In 2000, Chely’s already complicated life became even more so when she started an affair with fellow country singer Brad Paisley. She liked him, loved him even, but wasn’t in love with him. But, as she later wrote in her autobiography, “If I figured I’m going to live a less than satisfied life, this is the guy I could live with. If I’m gonna be with a boy, this is the boy.” But in the end, she she wound up with a lot of remorse over how she treated him, “I have a lot of regret for how that [relationship] began and had a middle and ended. I had no business being in a relationship with him.”

Beginning in 2004, she began coming out to members of her immediate family and close friends. In 2007, she finally decided to come out publicly when she began writing her autobiography, and with its 2010 release she was officially out, once and for all.
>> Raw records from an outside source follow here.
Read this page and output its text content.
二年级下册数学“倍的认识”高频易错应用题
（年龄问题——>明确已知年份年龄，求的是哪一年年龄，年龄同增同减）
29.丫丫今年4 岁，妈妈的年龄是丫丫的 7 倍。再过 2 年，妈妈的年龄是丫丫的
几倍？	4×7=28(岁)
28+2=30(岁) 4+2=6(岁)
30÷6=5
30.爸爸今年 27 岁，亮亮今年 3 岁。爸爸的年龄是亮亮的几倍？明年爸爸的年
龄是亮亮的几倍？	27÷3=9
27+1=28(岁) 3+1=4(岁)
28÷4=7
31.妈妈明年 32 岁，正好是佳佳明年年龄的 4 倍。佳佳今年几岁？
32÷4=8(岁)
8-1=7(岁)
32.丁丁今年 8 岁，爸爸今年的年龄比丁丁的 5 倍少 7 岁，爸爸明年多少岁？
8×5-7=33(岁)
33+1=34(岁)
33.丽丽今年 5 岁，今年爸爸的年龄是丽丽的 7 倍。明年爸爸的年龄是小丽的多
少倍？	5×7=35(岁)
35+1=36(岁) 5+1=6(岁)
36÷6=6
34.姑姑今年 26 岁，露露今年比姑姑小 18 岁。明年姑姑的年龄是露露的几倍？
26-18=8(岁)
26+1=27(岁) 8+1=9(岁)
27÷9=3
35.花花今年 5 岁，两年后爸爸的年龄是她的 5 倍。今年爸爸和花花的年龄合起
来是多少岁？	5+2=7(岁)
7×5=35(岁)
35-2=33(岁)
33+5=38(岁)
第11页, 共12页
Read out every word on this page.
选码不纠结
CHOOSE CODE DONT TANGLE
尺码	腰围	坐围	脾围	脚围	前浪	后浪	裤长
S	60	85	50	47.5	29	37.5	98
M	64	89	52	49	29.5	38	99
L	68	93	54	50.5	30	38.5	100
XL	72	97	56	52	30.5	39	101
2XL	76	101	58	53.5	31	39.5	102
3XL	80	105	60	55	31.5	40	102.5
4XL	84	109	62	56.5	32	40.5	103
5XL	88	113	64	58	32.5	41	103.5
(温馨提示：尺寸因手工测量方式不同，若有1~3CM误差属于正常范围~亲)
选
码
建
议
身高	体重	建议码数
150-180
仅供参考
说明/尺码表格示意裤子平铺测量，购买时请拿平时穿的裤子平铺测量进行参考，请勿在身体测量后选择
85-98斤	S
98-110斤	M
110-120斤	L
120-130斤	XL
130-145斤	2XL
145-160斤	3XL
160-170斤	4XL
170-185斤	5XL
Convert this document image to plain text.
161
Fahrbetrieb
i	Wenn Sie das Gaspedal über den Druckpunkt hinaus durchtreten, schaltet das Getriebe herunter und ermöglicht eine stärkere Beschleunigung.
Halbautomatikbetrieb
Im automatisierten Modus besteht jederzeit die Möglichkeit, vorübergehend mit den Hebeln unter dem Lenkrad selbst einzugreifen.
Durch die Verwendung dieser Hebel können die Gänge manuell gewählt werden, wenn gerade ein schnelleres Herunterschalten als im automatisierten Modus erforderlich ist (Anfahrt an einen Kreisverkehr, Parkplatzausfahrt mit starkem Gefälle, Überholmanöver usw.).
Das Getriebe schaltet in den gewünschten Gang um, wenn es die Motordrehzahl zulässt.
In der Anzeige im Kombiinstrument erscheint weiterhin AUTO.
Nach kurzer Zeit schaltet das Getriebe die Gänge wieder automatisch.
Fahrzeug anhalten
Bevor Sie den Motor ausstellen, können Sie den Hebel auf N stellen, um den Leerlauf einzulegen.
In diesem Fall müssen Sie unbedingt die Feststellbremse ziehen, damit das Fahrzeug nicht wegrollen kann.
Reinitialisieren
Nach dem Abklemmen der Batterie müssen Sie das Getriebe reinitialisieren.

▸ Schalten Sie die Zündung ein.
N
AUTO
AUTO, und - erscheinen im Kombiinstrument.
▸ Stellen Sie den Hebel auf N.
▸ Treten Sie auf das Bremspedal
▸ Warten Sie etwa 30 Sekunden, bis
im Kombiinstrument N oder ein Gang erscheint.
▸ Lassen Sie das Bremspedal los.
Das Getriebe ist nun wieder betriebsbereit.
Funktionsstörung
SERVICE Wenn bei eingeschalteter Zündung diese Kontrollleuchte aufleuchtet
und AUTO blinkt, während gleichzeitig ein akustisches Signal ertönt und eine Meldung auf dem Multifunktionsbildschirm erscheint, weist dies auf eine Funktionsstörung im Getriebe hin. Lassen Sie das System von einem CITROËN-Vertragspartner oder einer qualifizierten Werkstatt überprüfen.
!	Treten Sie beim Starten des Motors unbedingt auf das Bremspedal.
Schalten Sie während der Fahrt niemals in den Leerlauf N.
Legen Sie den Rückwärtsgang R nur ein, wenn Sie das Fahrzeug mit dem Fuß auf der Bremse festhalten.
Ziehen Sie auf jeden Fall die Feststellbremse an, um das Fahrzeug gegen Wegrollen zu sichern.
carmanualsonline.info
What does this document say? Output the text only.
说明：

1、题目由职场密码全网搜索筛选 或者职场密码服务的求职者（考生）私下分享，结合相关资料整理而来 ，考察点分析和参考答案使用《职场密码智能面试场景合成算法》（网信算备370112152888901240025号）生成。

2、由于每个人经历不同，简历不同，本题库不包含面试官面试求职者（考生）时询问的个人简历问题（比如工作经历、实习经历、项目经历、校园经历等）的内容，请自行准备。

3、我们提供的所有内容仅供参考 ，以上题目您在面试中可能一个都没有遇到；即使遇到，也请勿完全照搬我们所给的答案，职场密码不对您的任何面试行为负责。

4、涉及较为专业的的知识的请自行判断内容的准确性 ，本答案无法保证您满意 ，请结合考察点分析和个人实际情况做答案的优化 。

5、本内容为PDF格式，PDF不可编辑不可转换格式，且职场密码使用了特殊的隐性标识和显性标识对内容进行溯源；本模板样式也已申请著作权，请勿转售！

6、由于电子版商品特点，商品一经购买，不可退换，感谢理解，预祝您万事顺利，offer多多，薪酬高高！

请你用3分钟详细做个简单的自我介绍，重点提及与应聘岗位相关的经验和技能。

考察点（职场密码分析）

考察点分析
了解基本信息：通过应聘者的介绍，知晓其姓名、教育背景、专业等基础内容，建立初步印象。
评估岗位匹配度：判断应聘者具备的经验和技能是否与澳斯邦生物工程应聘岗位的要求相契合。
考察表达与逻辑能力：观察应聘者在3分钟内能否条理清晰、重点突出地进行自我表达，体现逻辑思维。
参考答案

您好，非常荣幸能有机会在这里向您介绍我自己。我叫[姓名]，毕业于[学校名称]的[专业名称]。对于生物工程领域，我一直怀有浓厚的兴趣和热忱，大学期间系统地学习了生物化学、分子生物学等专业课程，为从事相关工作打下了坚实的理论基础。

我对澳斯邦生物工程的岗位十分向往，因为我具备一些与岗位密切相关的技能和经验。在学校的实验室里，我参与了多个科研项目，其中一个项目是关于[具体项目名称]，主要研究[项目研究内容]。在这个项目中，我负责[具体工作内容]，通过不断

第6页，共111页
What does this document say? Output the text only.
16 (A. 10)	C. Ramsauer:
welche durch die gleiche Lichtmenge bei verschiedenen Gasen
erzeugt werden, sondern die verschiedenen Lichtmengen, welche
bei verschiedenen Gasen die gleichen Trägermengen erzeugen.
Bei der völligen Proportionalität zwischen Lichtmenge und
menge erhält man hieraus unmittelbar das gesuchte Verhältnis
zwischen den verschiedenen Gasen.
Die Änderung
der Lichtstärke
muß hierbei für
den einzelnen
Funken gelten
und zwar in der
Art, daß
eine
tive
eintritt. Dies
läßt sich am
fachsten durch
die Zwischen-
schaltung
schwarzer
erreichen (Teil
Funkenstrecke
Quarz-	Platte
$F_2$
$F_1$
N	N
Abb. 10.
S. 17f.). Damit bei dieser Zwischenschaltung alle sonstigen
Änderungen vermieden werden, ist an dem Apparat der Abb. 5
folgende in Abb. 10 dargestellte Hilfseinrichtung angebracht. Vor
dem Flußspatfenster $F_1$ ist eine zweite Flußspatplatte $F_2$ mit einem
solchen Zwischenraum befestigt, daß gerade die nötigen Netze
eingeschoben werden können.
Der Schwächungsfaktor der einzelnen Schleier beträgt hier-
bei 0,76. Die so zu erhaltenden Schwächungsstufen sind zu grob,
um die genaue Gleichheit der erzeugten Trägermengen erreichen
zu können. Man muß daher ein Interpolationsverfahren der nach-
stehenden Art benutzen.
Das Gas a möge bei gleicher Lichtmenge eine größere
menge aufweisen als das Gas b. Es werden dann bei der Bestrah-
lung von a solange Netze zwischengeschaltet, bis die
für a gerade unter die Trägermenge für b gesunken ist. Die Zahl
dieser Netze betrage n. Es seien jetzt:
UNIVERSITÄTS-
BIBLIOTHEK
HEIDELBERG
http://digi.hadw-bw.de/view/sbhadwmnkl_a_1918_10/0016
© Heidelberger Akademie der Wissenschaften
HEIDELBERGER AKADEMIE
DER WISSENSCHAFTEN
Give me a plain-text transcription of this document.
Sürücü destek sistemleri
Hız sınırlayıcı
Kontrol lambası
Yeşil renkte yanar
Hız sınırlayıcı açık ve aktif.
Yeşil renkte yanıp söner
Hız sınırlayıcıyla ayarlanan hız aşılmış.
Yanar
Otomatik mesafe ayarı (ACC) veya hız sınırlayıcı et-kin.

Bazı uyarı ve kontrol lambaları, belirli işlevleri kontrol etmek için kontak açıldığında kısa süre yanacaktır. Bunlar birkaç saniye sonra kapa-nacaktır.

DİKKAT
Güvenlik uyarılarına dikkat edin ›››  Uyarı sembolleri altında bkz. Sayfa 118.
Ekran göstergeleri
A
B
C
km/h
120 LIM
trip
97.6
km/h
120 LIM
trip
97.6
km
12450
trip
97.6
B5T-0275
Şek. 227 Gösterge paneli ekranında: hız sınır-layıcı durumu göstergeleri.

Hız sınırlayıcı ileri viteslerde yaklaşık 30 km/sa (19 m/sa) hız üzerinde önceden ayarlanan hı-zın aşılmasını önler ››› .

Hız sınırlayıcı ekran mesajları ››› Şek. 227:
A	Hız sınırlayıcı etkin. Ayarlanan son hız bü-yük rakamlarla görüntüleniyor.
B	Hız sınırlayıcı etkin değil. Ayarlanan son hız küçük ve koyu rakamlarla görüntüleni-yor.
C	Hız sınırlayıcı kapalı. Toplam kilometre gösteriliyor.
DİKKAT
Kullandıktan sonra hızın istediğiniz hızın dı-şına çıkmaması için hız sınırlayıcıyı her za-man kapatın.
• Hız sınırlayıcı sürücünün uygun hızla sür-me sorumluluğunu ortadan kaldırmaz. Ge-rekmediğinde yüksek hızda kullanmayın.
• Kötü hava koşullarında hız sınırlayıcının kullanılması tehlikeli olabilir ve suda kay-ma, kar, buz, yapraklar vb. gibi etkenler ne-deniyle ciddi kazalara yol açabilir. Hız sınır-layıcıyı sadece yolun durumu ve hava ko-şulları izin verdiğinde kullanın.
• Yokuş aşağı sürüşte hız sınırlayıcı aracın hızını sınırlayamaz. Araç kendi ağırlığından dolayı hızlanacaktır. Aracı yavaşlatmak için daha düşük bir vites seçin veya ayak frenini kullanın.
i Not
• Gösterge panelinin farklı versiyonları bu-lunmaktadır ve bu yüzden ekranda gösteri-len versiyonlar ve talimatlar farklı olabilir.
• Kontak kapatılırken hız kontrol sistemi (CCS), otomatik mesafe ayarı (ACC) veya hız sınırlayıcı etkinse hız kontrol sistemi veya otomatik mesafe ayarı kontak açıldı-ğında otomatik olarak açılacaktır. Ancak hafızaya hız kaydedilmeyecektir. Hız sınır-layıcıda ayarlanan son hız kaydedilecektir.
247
In August 2011, Wright married LGBT rights advocate Lauren Blitzer in Connecticut. Wright herself has also become an LGBT advocate in founding The LikeMe Organization, which provides education scholarships for young LGBT advocates.

If you know of something that belongs on the agenda, please send it here. Don’t forget to include the basics: who, what, when, where, and URL (if available).

And feel free to consider this your open thread for the day. What’s happening in your world?

Laurie

October 25th, 2012

Chely Wright married LAUREN Blitzer, not Laurence Blitzer.

Jim Burroway

October 25th, 2012

My typing fingers got away from me. Thanks for the correction.

jpeckjr

October 25th, 2012

Did I just read the US Military owns a resort near Orlando?

jpeckjr

October 25th, 2012

Cause that sounds both really hot to me (and I don’t mean climate) and a really questionable use of federal tax dollars?

Would Mitt Romney’s plans to increase military spending include a new wing at “Shades of Green?”

Josh

October 25th, 2012

I was just researching Cahun today! My favorite image of hers is the “Don’t Kiss Me, I’m In Training” one of her in this defiant recline, dressed in boxing gear. Happy birthday!